I couldn't find my luggage at the airport baggage area and went to the lost luggage office and reported the loss.
The woman there smiled and told me not to worry because she was a trained professional and said I was in good hands. 'Now,' she asked me, 'has your plane arrived yet?'...


----------



## TDG (May 26, 2009)

One day I was walking down the beach with some friends when someone shouted....
'Look at that dead bird!'
Someone looked up at the sky and said...'where?'


----------



## DTPCHEMICALS (Jul 24, 2006)

Start the morning with a giggle.

Dave p :lol: :lol: :lol: 

Woman in butchers asks " how much are those £2 Pies"


----------



## TDG (May 26, 2009)

While working at a pizza parlor I observed a man ordering a small pizza to go. 
He appeared to be alone and the cook asked him if he would like it cut into 4 pieces or 6. He thought about it for some time then said, 
'Just cut it into 4 pieces; I don't think I'm hungry enough to eat 6 pieces'.


----------



## TDG (May 26, 2009)

My sister keeps a lifesaving tool in her car boot which is designed to cut through a seat belt if she gets trapped.


----------



## TDG (May 26, 2009)

My colleague and I were eating our lunch in our cafeteria, when we overheard a girl from admin. talking about the sunburn she got on her weekend drive to the beach.
She drove down in a convertible, but said she 'didn't think she'd get sunburned because the car didn't stop and was moving all the time.'


----------



## greenasthegrass (Oct 27, 2007)

My husband actually said this last night - we were watching the weather forecast on Yorkshire TV - it showed a picture of some hill in Derbyshire and this is the pearl of wisdom he came out with.

"So is Derbyshire now in Yorkshire?" mmm think the clue may have been in the question.

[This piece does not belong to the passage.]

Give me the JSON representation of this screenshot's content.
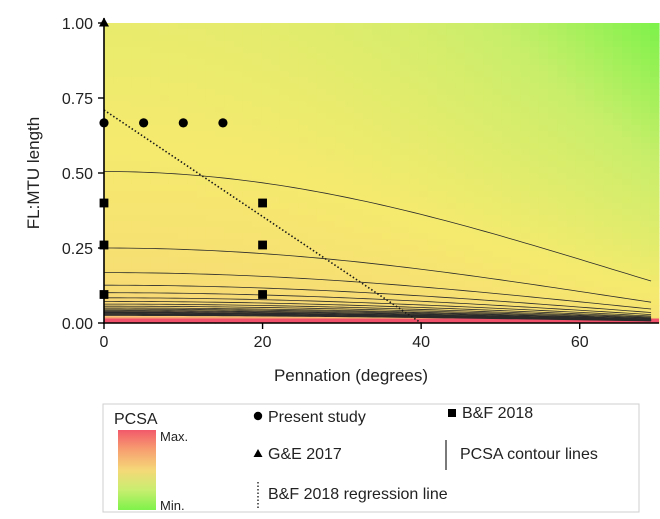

Be scared be very scared - I am!

Greenie :lol:


----------



## TDG (May 26, 2009)

greenasthegrass said:


> ................Be scared be very scared - I am!...eenie :lol:


So am I - I've just put a full milk bottle in the dishwasher 8O


----------



## HH66 (Oct 19, 2008)

I asked for a small coke with the sandwich I bought for my lunch today. The woman serving me replied "medium is the smallest we do." What???


----------



## TDG (May 26, 2009)

*I've joined them*

This one is true:

I went into a store and asked,
"Have you got the new Helen Smith CD?"
Almost without hesitation the guy said,
"Yes, the new Norah Jones arrived yesterday"


----------